Peneliti Merayakan 200 Tahun Naturalis Alfred Russel Wallace
Dua abad kelahiran peneliti dan penjelajah asal Inggris, Alfred Russel Wallace, dirayakan para peneliti. Momentum ini mengingatkan bahwa Indonesia bisa berkontribusi bagi ilmu pengetahuan dan dunia.
Oleh
RENY SRI AYU ARMAN
·2 menit baca
MAKASSAR, KOMPAS — Dua abad kelahiran Alfred Russel Wallace harus menjadi momentum peneliti untuk terus melahirkan inovasi bagi dunia. Semuanya harus mempertimbangkan keanekaragaman hayati saat berbagai potensinya dikembangkan.
Hal itu dikatakan Rektor Universitas Hassanudin Prof Jamaluddin Jompa di Makassar, Sulawesi Selatan, Senin (14/8/2023). Dia menyampaikannya dalam acara bertema ”Wallacea Science Symposium and Tracking the Footprints of Alfred Russel Wallace in Maros” yang digelar Unhas dan Akademi Ilmu Pengetahuan Indonesia.
”Peran Wallacea signifikan menghasilkan kajian ilmiah yang berujung dengan ditandainya suatu kawasan yang memiliki endemisitas yang unik,” kata Jamaluddin.
Salah satu hal yang mendapat perhatian penting dalam simposium itu terkait potensi panas bumi di Garis Wallacea.
Ketua Pusat Penelitian Panas Bumi, Fakuktas Teknik Universitas Gadjah Mada, Pri Utami mengatakan, Indonesia termasuk wilayah Wallacea yang mempunyai potensi panas bumi besar. Totalnya 24 gigawatt atau 24.000 megawatt. Untuk mengelolanya, butuh keseriusan dan kemauan pemerintah, juga investor.
”Ada sejumlah persoalan, misalnya biaya ekstraksi cukup besar dan belum tentu satu sumur yang diekstraksi bisa menghasilkan,” kata Pri Utami.
Dia berharap bakal ada solusi terkait itu. Bila bisa dikembangkan, potensi itu akan sangat bermanfaat bagi negara ini.
”Misalnya, jika kandungan panasnya kurang, bisa ditambahkan fluida lain. Atau, bisa dicarikan teknologi agar panas yang kurang ini bisa dimaksimalkan,” ujarnya.
Pri Utami mengatakan, penelitian di medan vulkanik Tomohon Minahasa di Sulawesi Utara menunjukkan, ada kemungkinan besar potensi energi panas. Pemanfaatannya untuk pengolahan produk pertanian, produksi energi hijau baru, dan pengembangan wisata panas bumi.

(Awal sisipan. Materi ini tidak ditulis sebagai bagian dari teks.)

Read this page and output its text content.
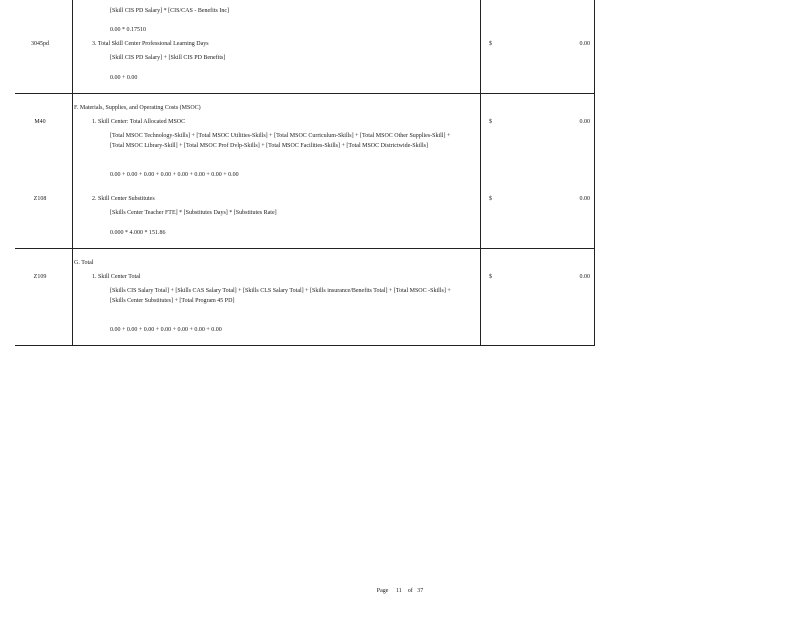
[Skill CIS PD Salary] * [CIS/CAS - Benefits Inc]
0.00 * 0.17510
3045pd	3. Total Skill Center Professional Learning Days	$	0.00
[Skill CIS PD Salary] + [Skill CIS PD Benefits]
0.00 + 0.00
F. Materials, Supplies, and Operating Costs (MSOC)
M40	1. Skill Center: Total Allocated MSOC	$	0.00
[Total MSOC Technology-Skills] + [Total MSOC Utilities-Skills] + [Total MSOC Curriculum-Skills] + [Total MSOC Other Supplies-Skill] + [Total MSOC Library-Skill] + [Total MSOC Prof Dvlp-Skills] + [Total MSOC Facilities-Skills] + [Total MSOC Districtwide-Skills]
0.00 + 0.00 + 0.00 + 0.00 + 0.00 + 0.00 + 0.00 + 0.00
Z108	2. Skill Center Substitutes	$	0.00
[Skills Center Teacher FTE] * [Substitutes Days] * [Substitutes Rate]
0.000 * 4.000 * 151.86
G. Total
Z109	1. Skill Center Total	$	0.00
[Skills CIS Salary Total] + [Skills CAS Salary Total] + [Skills CLS Salary Total] + [Skills insurance/Benefits Total] + [Total MSOC -Skills] + [Skills Center Substitutes] + [Total Program 45 PD]
0.00 + 0.00 + 0.00 + 0.00 + 0.00 + 0.00 + 0.00
Page 11 of 37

”Panas bumi lebih stabil dibandingkan dengan pembangkit berbasis energi baru terbarukan lainnya,” katanya.
Sementara itu, Prof Ngakan Putu Oka, peneliti konservasi hutan dari Fakuktas Kehutanan Unhas, mengingatkan, ekosistem di kawasan biogeografis ini sangat rapuh. Ini ditandai dengan tingginya tingkat keendemikan yang rentan berujung kepunahan.
”Perkembangan perkebunan kelapa sawit semakin meluas di wilayah ini, khususnya di Pulau Sulawesi. Kawasan Wallacea juga merupakan rumah bagi nikel melimpah yang menjadi primadona logam. Kegiatan tersebut mengancam keanekaragaman hayati di kawasan Wallacea,” katanya.
Dia mengatakan, meski pemerintah telah menetapkan ekosistem darat dan laut sebagai kawasan konservasi, mustahil melindungi semua perwakilan ekosistem di kawasan ini.
”Karena itu, sangat penting bagi penyedia dana dan pakar konservasi mengakui keunikan kawasan Wallacea dan melestarikan keanekaragaman hayatinya,” ujarnya.